Over the years as a rabid NFL fan, I have watched this scenario play out over and over again. Players such as Eddie George, LaDainian Tomlinson, Jerome Bettis, and Shaun Alexander all put up a dominating 7-9 years before their production falls off a cliff right around age 30. It is strange to watch a player who once showed unearthly power and explosion suddenly transform into a plodding statue unable to run by defensive ends or make mediocre middle linebackers miss. I know these guys have made millions of dollars and will always be celebrities, but it is hard not to have sympathy for them as they must unwillingly come to terms with their deflated abilities.
So where does this leave us Viking fans with AP? Yes, we’ve all heard football experts say things like “Adrian’s different” or “Peterson at 75% is still a force to be reckoned with.” I want to believe these optimistic assessments as much as any Viking fan, but I heard the same things said about George, Tomlinson, and Alexander while in their 20′s.

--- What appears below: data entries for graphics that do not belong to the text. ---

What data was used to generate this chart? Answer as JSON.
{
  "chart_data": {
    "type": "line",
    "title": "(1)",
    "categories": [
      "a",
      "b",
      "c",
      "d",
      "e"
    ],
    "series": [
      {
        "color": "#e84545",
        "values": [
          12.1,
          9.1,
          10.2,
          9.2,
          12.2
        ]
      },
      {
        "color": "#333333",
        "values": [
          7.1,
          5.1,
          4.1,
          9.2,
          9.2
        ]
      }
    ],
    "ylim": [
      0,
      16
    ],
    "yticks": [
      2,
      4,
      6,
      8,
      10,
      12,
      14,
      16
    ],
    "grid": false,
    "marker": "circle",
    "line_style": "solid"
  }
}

Especially Eddie George, an iron man who never missed an NFL game due to injury his entire career. He was a mountain of a human at 6′ 3″, 240 lbs, and he plowed through defenses for 8 seasons before suddenly “losing his legs”. Yes, George was overworked by the Titans, but the only reason Peterson hasn’t kept pace with George’s number of attempts is because AP had his awful knee injury and has only played a full 16 games 3 of his 6 years in the league. These are not compelling reasons to believe his career will exceed that of George’s.
So what is the silver lining to this gloomy cloud of imminent decline? In all likelihood we fans will be privileged to witness a minimum of two more years of AP at his apex. Two (hopefully) full seasons of our guy running over cornerbacks, juking linebackers out of their jocks, and sprinting past safeties as though they were trees planted in the turf. It will be two tremendous seasons of the Vikings’ improving offensive line providing yawning holes, making it easy for Pro Bowl fullback Jerome Felton to zero in on his blocking target and pancake him as AP turns on the jets into daylight. Provided good health, All Day will have us high-fiving and jig-dancing repeatedly the next two campaigns. He will cement his place as the greatest running back in the history of the NFL.

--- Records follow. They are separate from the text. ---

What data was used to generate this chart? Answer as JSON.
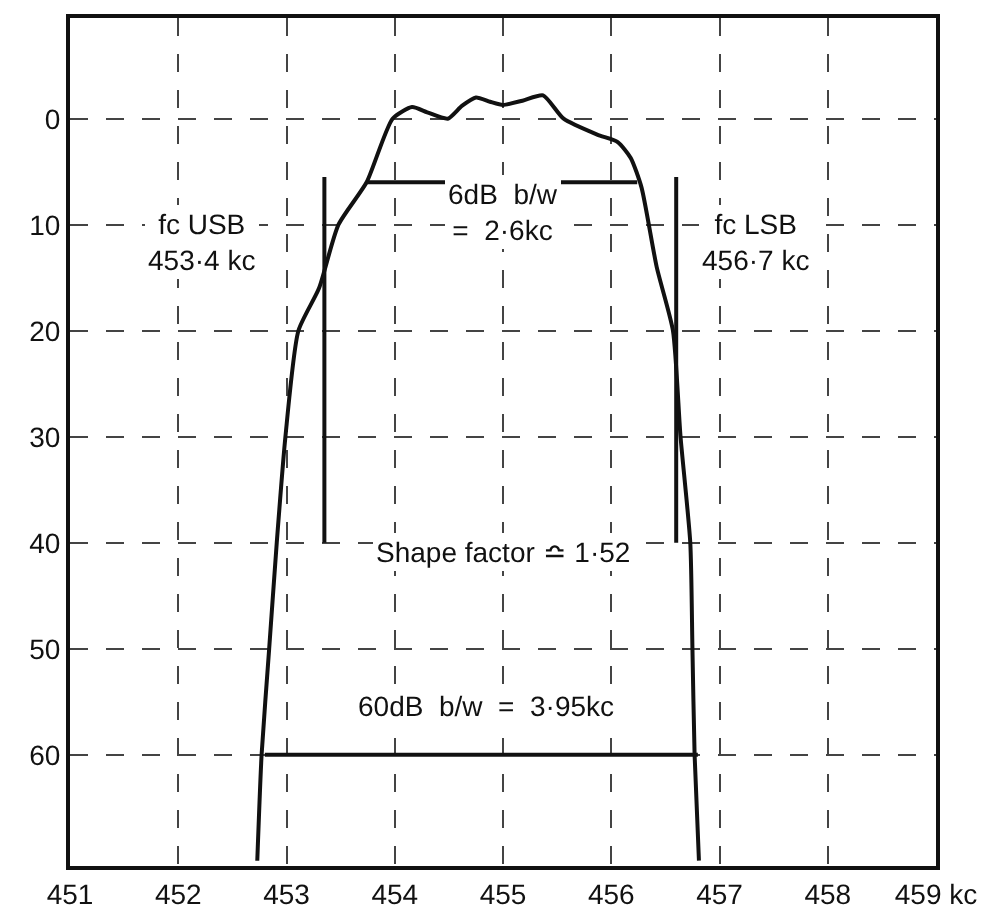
{
  "chart_data": {
    "type": "line",
    "xlim": [
      451,
      459
    ],
    "ylim": [
      70.5,
      -9.5
    ],
    "xticks": [
      451,
      452,
      453,
      454,
      455,
      456,
      457,
      458,
      {
        "value": 459,
        "label": "459 kc"
      }
    ],
    "yticks": [
      0,
      10,
      20,
      30,
      40,
      50,
      60
    ],
    "grid": true,
    "marker": "none",
    "line_style": "solid",
    "series": [
      {
        "color": "#111111",
        "x": [
          452.73,
          452.77,
          452.84,
          452.91,
          452.99,
          453.11,
          453.3,
          453.48,
          453.74,
          453.98,
          454.16,
          454.3,
          454.49,
          454.62,
          454.75,
          454.88,
          455.0,
          455.18,
          455.37,
          455.56,
          455.87,
          456.06,
          456.18,
          456.28,
          456.42,
          456.57,
          456.64,
          456.73,
          456.75,
          456.77,
          456.81
        ],
        "values": [
          70,
          60,
          50,
          40,
          30,
          20,
          16,
          10,
          6,
          0,
          -1.1,
          -0.6,
          0,
          -1.2,
          -2,
          -1.6,
          -1.3,
          -1.7,
          -2.2,
          0,
          1.5,
          2.2,
          3.7,
          6.5,
          14,
          20,
          30,
          40,
          50,
          60,
          70
        ]
      },
      {
        "color": "#111111",
        "x": [
          453.74,
          456.24
        ],
        "values": [
          6,
          6
        ]
      },
      {
        "color": "#111111",
        "x": [
          452.8,
          456.8
        ],
        "values": [
          60,
          60
        ]
      },
      {
        "color": "#111111",
        "x": [
          453.35,
          453.35
        ],
        "values": [
          5.5,
          40
        ]
      },
      {
        "color": "#111111",
        "x": [
          456.6,
          456.6
        ],
        "values": [
          5.5,
          40
        ]
      }
    ],
    "annotations": [
      "fc USB\n453·4 kc",
      "fc LSB\n456·7 kc",
      "6dB  b/w\n=  2·6kc",
      "Shape factor ≏ 1·52",
      "60dB  b/w  =  3·95kc"
    ]
  }
}
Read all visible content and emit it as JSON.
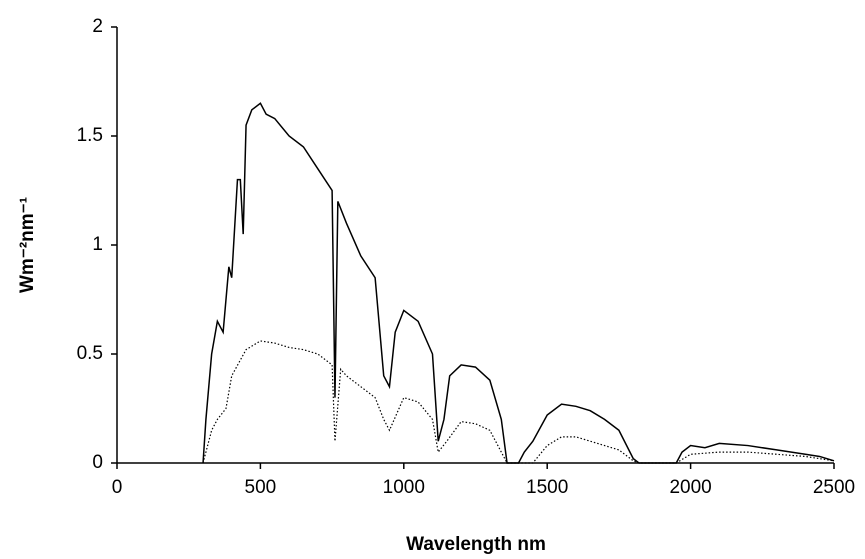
{
  "chart_data": {
    "type": "line",
    "xlabel": "Wavelength nm",
    "ylabel": "Wm⁻²nm⁻¹",
    "xlim": [
      0,
      2500
    ],
    "xticks": [
      0,
      500,
      1000,
      1500,
      2000,
      2500
    ],
    "ylim": [
      0,
      2
    ],
    "yticks": [
      0,
      0.5,
      1,
      1.5,
      2
    ],
    "grid": false,
    "series": [
      {
        "color": "#000000",
        "dash": "solid",
        "x": [
          300,
          310,
          330,
          350,
          370,
          390,
          400,
          420,
          430,
          440,
          450,
          470,
          500,
          520,
          550,
          600,
          650,
          700,
          750,
          760,
          770,
          800,
          850,
          900,
          930,
          950,
          970,
          1000,
          1050,
          1100,
          1120,
          1140,
          1160,
          1200,
          1250,
          1300,
          1340,
          1360,
          1400,
          1420,
          1450,
          1500,
          1550,
          1600,
          1650,
          1700,
          1750,
          1800,
          1820,
          1950,
          1970,
          2000,
          2050,
          2100,
          2200,
          2300,
          2400,
          2450,
          2500
        ],
        "values": [
          0,
          0.2,
          0.5,
          0.65,
          0.6,
          0.9,
          0.85,
          1.3,
          1.3,
          1.05,
          1.55,
          1.62,
          1.65,
          1.6,
          1.58,
          1.5,
          1.45,
          1.35,
          1.25,
          0.3,
          1.2,
          1.1,
          0.95,
          0.85,
          0.4,
          0.35,
          0.6,
          0.7,
          0.65,
          0.5,
          0.1,
          0.2,
          0.4,
          0.45,
          0.44,
          0.38,
          0.2,
          0,
          0,
          0.05,
          0.1,
          0.22,
          0.27,
          0.26,
          0.24,
          0.2,
          0.15,
          0.02,
          0,
          0,
          0.05,
          0.08,
          0.07,
          0.09,
          0.08,
          0.06,
          0.04,
          0.03,
          0.01
        ]
      },
      {
        "color": "#000000",
        "dash": "dotted",
        "x": [
          300,
          330,
          350,
          380,
          400,
          450,
          500,
          550,
          600,
          650,
          700,
          750,
          760,
          780,
          800,
          850,
          900,
          930,
          950,
          1000,
          1050,
          1100,
          1120,
          1150,
          1200,
          1250,
          1300,
          1340,
          1360,
          1450,
          1500,
          1550,
          1600,
          1650,
          1700,
          1750,
          1800,
          1820,
          1950,
          2000,
          2100,
          2200,
          2300,
          2400,
          2500
        ],
        "values": [
          0,
          0.15,
          0.2,
          0.25,
          0.4,
          0.52,
          0.56,
          0.55,
          0.53,
          0.52,
          0.5,
          0.45,
          0.1,
          0.43,
          0.4,
          0.35,
          0.3,
          0.2,
          0.15,
          0.3,
          0.28,
          0.2,
          0.05,
          0.1,
          0.19,
          0.18,
          0.15,
          0.05,
          0,
          0,
          0.08,
          0.12,
          0.12,
          0.1,
          0.08,
          0.06,
          0.01,
          0,
          0,
          0.04,
          0.05,
          0.05,
          0.04,
          0.03,
          0.01
        ]
      }
    ]
  }
}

That’s why now is the time for the Vikings to make another deep playoff run and be contenders. They were on the edge of greatness in 2009, descended into the deepest depths of loserness in 2011, and are once again on the rise. We all know a running back by himself cannot carry a team to a Super Bowl, but he sure can make up for deficiencies in other areas. If AP performs such as he did last season, the Vikes only need the defense to be a bit better and the QB to be somewhat more consistent than last season. If we see that out of the purple this year, then a Super Bowl is a realistic goal.
Could Adrian Peterson truly be different and run right through the RB “wall”? Could he put up his crazy stats until he is 32 or 33? Sure, it’s possible; he is a singular talent. But history tells us that the chances are slim, so the time is now for the Vikings if the NFL’s best running back is to ever hoist the Lombardi Trophy over his head.